Rexpand Mobile App Redesign

Driving a 40% Decrease in Job Posting Dropout Rates

Rexpand, a mobile app connecting referrers with job seekers, faced high user dropout rates during job posting. This affected both referrers posting opportunities and job seekers accessing them, resulting in decreased user engagement and hampering the company's membership growth. The redesign had to be designed and launched in three sprints.

ROLE

Lead product designer

TIMELINE

Sep. 2022 - Oct. 2022

DELIVERABLES

Strategy, User research report, Information architecture, User flows, Wireframes, High fidelity UI, Prototypes, Final specs

User dropout rates during job posting 20% above target

Job opportunity posting is a crucial process within our app. Currently, the 60% dropout rate significantly impedes our ability to attract and retain job seekers, our subscribed users, directly impacting app growth. The goal is to reduce the dropout rate to 40%.

Having identified the top dropout point in collaboration with a data engineer, I'm set to conduct user research for further insights.

Challenges faced by users: confusing referral options, extensive form length, and time-consuming data entry.

To understand user pain points, I conducted usability testing and interviews with 10 participants on the existing opportunity posting flow. I then synthesized the findings.

“Seeing the long list of details I had to fill in made me think, ‘This is overwhelming, shall I continue?’”

- User testing participant #2

To address the uncovered insights, I decided to improve clarity, streamline the process, and enhance efficiency.

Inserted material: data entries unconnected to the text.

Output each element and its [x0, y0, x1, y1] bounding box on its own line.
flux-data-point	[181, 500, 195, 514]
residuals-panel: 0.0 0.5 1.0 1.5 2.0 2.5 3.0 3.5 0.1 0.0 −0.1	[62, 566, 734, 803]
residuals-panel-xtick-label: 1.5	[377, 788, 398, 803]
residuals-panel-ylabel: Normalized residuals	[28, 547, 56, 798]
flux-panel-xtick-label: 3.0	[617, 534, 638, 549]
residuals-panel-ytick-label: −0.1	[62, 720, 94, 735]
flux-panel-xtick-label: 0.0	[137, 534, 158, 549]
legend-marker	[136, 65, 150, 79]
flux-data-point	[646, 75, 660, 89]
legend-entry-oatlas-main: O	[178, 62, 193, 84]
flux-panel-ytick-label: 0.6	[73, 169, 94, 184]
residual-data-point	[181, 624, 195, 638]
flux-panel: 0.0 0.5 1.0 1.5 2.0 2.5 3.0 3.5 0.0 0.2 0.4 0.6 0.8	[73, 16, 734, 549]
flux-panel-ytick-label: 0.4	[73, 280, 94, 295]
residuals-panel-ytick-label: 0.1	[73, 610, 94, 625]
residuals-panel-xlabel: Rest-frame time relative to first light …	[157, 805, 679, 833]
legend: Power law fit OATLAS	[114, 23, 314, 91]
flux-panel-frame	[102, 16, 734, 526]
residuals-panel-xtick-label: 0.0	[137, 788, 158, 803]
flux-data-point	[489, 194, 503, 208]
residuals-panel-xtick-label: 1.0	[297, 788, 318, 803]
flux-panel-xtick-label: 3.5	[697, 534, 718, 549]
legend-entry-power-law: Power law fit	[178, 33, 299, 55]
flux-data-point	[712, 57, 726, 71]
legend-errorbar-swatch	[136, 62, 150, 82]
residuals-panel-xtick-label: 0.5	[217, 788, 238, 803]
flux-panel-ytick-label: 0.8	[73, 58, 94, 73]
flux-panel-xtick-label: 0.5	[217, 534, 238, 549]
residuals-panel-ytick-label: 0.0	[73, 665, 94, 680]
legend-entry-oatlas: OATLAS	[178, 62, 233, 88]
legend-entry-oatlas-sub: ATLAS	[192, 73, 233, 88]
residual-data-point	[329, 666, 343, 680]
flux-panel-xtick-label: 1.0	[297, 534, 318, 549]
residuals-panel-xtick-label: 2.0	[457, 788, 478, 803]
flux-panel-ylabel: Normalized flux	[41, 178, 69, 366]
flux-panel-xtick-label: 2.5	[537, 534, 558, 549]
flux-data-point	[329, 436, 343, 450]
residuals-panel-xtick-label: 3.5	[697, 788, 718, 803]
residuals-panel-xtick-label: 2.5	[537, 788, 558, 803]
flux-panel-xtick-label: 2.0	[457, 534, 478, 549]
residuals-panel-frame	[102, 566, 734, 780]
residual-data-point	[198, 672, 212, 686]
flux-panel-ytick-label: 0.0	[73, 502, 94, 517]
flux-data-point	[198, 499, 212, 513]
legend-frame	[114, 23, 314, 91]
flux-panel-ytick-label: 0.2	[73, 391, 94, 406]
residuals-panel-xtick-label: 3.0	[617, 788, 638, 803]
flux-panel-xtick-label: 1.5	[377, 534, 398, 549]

Compiling user feedback and distilling design directions

I facilitated design sessions with key stakeholders to explore design options addressing the identified pain points.

For example, to simplify the process, we had two options: one with a stepper and the other showing a percentage of completion. To enhance efficiency, we introduced two methods for auto-suggesting skills that users can choose from.

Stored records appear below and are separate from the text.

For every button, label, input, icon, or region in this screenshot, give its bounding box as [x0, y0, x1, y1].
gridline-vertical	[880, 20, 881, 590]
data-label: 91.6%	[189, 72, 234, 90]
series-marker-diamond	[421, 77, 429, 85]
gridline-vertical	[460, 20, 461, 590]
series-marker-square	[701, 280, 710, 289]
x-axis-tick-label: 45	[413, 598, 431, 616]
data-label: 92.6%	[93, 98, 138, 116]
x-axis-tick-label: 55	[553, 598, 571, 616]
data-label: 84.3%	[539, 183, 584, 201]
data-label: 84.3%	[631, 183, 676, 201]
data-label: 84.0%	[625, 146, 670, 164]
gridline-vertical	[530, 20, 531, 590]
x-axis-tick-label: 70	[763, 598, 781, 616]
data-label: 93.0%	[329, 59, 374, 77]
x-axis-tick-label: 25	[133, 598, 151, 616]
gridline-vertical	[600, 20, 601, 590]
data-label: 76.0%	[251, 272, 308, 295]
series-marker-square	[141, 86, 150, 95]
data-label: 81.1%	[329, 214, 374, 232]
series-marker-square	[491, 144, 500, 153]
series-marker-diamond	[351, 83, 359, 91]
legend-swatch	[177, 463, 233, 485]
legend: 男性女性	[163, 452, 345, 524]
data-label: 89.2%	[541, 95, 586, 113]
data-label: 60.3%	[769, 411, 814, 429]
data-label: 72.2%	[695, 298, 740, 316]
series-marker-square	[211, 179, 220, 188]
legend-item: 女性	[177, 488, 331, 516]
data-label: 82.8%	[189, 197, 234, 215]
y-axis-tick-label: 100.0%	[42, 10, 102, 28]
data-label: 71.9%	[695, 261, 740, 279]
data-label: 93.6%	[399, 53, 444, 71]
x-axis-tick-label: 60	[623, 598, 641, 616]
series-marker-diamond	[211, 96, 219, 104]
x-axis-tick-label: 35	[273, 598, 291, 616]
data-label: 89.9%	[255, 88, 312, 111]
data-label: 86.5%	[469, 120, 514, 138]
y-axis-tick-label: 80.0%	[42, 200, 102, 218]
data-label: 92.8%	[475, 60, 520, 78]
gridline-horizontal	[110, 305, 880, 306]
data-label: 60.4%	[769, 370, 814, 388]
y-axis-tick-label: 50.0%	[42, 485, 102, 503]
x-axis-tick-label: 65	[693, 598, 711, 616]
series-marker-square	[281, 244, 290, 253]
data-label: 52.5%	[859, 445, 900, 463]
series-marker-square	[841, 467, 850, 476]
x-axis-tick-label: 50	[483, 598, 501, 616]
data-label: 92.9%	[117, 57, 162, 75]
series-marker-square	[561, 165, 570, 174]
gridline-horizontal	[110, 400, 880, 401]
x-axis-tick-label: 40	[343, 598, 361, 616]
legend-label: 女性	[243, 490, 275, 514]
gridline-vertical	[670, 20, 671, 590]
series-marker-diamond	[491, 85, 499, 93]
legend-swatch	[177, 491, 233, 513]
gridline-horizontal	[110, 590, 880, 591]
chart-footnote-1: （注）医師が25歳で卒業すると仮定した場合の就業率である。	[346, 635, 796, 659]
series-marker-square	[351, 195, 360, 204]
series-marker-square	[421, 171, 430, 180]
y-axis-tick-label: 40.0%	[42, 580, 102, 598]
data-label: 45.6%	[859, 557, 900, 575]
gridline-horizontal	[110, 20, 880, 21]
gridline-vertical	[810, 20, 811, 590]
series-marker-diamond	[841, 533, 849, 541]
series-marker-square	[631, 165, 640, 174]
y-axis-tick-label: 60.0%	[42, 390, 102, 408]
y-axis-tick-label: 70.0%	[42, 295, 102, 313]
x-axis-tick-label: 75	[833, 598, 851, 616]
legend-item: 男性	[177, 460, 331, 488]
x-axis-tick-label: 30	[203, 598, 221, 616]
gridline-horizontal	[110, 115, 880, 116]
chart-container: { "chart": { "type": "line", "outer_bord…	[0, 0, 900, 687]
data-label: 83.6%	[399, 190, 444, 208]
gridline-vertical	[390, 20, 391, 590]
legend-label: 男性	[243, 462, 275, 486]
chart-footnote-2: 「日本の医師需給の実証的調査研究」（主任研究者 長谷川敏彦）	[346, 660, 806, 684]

I then conducted usability test and interviewed 8 participants.

Learning from user reactions to different options guides me to iterate the design or confirms its effectiveness.

Where we landed

Clarity on referral types

When users select the referral type, the added info icon helps them distinguish between the two referral types.

Guided information entry

To reduce user overwhelm, data fields were reorganized into manageable sections guided by a stepper.

Effortless job title input

To enhance efficiency, autocomplete was introduced for quick job title entry.

Facilitating skill selection

Compared to manually entering skills before, we now provide relevant skill suggestions for easy selection.

Enhancing user awareness and engagement post launch

After one week post-launch, we noticed a reduction in the user dropout rate within the job posting flow. However, we also observed a lack of engagement with the “Post Job” button. My hypothesis is that users were not aware of the redesigned feature. To address this, I added a redesign announcement modal. Following that, we observed increased user engagement and a further decrease in the dropout rate.

After 3 months post-launch, the user dropout rate was reduced by 40%.

Implementing a modal to introduce the redesigned feature; the modal appears when the user opens the app. Once a user closes it, the modal won't reappear.

Next steps and key learnings

Looking ahead, our plan involves automating the process by implementing features that auto-populate job descriptions when users provide job opportunity links. Additionally, we will explore using generative AI to automate job description generation.

A key lesson I've learned is that enhancing user awareness is crucial for improving engagement and feature interaction.